Remel sözlükte sür’at ve acele ile gitmek, koşmak, az yağmur yağma, bir şeyde ziyadelik, ilave gibi anlamlara gelir. Dînî bir kavram olarak remel, tavafta kısa adımlarla koşarak ve omuzları silkerek çalımlı bir şekilde yürümek demektir. Yani remel, Kâbe’nin etrafında usulüne uygun biçimde dönmek anlamına gelen fıkıh terimidir.
Tekrar belirtmek gerekirse remel, Hac’da ızdıba halinde yani ihramın bir ucunu sağ koltuğu altından alıp sol omuz üzerine atarak tavafın ilk üç devresinde adımları kısaltmak omuzları silkelemek suretiyle süratli ve çalımlı bir şekilde yürüme anlamında bir terimdir.
Peygamber Efendimiz Hz Muhammed (sav) ashabıyla birlikte hicretin yedinci yılı Zül-Kade ayında umre yaparlarken müşrikler onların zor durumda olduklarını, Medine’de hastalıklara yakalanıp zayıf düştüklerini söyleyerek Daru’n-nedve önünde toplanıp onları seyre başlamışlardı. Rasul-i Ekrem (s.a.s) de sağ omzunu açık bırakarak remel, hervele şeklinde yürümüş ve, Bu gün onlara kendisini güçlü gösterene Allah rahmet etsin” buyurmuştur.

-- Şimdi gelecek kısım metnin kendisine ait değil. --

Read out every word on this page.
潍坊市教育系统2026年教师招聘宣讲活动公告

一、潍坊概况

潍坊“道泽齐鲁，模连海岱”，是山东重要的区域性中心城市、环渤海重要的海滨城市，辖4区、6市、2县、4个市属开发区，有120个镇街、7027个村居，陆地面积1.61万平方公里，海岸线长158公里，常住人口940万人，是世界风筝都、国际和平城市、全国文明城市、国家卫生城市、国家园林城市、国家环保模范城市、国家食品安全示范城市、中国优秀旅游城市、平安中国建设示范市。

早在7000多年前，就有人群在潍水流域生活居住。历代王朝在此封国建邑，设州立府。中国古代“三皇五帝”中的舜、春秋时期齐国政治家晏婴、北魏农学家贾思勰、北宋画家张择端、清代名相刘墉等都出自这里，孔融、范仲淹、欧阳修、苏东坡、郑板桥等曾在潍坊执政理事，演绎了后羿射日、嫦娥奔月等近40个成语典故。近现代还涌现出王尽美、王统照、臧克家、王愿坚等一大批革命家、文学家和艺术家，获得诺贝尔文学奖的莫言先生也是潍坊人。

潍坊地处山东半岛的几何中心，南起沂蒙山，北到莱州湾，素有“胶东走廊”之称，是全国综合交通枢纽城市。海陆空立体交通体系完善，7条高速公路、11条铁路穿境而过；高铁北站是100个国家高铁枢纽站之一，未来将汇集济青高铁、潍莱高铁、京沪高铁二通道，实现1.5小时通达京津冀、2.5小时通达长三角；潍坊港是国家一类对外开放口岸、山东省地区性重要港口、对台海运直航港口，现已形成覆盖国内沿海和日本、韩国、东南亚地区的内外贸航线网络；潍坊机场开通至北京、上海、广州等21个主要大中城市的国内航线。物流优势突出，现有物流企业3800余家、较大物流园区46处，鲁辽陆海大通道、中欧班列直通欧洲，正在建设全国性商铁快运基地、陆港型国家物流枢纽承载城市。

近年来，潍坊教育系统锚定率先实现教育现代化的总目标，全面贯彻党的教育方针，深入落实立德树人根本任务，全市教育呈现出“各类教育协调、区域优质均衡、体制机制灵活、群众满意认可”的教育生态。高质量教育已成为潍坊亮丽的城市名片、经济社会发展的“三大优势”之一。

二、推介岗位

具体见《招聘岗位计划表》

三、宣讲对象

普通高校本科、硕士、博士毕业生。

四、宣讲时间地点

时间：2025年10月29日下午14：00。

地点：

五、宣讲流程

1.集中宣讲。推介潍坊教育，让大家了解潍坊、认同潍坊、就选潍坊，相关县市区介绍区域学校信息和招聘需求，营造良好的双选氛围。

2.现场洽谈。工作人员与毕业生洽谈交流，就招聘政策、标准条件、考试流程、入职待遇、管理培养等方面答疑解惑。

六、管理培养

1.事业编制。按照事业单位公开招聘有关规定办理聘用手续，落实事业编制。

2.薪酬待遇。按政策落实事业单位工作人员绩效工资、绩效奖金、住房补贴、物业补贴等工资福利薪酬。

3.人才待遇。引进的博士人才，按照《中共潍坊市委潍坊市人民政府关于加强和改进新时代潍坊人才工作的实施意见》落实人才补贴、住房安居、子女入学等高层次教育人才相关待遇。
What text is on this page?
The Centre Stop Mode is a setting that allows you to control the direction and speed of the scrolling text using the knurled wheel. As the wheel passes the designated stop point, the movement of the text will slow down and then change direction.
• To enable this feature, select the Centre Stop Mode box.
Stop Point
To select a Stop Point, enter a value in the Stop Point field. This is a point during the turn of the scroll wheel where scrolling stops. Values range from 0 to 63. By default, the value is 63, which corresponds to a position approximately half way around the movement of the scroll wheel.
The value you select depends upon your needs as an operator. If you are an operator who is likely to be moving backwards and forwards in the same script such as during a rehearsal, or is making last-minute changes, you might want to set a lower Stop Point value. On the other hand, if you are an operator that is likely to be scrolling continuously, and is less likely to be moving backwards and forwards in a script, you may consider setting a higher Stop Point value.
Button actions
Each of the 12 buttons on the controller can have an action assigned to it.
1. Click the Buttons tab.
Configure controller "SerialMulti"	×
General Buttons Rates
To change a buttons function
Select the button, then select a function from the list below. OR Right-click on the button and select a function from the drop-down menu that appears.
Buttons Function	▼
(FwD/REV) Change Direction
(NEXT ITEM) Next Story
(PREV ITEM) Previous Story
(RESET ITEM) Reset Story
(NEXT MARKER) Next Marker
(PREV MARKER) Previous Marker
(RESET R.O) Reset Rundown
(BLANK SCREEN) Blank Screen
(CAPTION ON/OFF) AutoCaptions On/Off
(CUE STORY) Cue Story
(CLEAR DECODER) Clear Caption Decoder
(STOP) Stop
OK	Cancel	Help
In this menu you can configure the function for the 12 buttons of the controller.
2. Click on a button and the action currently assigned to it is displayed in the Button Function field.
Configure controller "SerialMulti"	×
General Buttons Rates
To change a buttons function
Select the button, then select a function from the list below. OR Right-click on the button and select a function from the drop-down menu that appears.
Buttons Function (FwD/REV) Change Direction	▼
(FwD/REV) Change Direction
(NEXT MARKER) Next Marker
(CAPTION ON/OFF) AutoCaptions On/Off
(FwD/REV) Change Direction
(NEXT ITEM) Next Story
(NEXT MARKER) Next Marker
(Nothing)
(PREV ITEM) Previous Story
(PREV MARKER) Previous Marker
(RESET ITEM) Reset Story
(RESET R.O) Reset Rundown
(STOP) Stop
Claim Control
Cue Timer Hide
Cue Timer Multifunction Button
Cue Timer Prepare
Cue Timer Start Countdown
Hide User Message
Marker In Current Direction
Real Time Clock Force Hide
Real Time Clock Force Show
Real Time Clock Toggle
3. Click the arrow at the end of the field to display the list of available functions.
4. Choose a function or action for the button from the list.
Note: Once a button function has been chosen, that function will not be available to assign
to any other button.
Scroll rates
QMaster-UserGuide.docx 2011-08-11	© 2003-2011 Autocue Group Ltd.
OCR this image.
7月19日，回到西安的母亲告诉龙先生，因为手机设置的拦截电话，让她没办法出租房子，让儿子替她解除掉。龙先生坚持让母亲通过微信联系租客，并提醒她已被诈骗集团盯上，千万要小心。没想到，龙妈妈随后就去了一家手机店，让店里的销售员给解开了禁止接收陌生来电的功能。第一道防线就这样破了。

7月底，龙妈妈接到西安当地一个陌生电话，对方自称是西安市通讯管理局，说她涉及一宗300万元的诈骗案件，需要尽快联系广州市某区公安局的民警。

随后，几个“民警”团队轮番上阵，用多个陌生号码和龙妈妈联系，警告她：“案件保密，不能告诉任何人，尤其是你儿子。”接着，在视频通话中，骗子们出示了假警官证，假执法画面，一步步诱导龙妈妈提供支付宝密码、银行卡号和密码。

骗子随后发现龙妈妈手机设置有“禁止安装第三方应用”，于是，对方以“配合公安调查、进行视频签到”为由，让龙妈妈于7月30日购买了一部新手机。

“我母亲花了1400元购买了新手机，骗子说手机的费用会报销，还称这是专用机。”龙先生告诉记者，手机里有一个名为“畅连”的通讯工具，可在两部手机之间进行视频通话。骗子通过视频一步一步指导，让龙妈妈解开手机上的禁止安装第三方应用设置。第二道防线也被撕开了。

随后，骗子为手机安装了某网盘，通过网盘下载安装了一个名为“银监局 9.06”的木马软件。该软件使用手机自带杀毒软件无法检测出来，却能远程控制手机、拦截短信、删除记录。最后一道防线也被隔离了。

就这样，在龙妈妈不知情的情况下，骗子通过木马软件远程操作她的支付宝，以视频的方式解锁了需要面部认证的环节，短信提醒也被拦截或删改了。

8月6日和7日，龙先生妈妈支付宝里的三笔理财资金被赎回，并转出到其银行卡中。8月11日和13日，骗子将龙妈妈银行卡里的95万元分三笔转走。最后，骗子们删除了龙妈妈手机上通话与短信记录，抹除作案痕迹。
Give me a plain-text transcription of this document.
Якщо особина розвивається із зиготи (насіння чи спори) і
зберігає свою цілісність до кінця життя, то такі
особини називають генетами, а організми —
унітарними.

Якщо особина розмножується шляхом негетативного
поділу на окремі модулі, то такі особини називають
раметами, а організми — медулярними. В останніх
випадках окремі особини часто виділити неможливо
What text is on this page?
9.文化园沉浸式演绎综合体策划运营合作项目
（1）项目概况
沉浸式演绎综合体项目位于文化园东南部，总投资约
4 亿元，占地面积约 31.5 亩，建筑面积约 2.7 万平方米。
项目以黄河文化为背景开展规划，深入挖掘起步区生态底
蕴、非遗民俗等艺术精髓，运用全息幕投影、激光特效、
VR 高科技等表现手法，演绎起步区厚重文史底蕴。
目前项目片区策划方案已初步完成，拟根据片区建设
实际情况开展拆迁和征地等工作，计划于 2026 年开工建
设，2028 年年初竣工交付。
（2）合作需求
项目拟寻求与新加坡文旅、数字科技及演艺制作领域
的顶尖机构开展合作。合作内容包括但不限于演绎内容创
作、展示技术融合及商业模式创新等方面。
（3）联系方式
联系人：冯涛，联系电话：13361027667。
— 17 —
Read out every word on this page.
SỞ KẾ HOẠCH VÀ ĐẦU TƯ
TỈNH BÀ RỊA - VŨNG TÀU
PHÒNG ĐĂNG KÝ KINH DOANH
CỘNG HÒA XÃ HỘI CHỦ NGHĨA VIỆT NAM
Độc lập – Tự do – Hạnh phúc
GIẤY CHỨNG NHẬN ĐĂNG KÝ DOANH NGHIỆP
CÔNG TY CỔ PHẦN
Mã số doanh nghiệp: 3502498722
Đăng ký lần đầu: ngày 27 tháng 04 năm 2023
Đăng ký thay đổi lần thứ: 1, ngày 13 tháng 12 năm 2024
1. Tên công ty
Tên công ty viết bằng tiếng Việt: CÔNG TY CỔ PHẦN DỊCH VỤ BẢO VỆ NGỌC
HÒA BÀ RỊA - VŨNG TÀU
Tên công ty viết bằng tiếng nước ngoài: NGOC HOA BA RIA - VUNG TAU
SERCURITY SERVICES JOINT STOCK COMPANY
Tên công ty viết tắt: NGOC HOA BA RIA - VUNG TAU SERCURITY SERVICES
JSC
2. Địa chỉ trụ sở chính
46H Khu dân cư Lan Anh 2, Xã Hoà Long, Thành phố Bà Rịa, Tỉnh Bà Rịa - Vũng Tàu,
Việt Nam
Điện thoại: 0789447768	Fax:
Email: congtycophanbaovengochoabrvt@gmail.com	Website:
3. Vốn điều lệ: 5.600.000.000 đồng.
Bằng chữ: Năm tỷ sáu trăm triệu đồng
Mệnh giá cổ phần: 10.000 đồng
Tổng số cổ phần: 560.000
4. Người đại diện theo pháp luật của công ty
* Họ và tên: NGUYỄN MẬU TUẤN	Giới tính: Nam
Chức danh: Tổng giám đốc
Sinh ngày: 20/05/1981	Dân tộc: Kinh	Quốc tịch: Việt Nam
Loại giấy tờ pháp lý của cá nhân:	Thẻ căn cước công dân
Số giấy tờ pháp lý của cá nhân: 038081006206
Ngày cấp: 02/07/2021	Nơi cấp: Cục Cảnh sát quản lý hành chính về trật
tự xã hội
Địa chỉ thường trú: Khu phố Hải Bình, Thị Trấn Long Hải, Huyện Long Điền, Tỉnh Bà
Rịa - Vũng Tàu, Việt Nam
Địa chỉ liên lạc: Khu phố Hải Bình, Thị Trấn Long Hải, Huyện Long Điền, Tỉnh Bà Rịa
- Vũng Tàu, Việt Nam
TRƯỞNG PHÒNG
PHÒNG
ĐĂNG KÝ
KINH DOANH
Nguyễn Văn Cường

Izdıba ve remel, erkekler için sünnettir. Remel sadece kendisinden sonra sa’y edilmeyecekse remel de yapılmaz. Nafile tavaflarda sa’y olmadığı için ızdıba ve remel de yoktur. Vacib olan veda tavafından sonra sa’y olmadığı için ızdıba ve remelde yapılmaz. Kudum tavafında remel yapılırsa, ziyaret tavafında yapılmaz. Şayet kudum tavafında remel yapılmamış ise, ziyaret tavafında yapılır. Bu daha faziletlidir.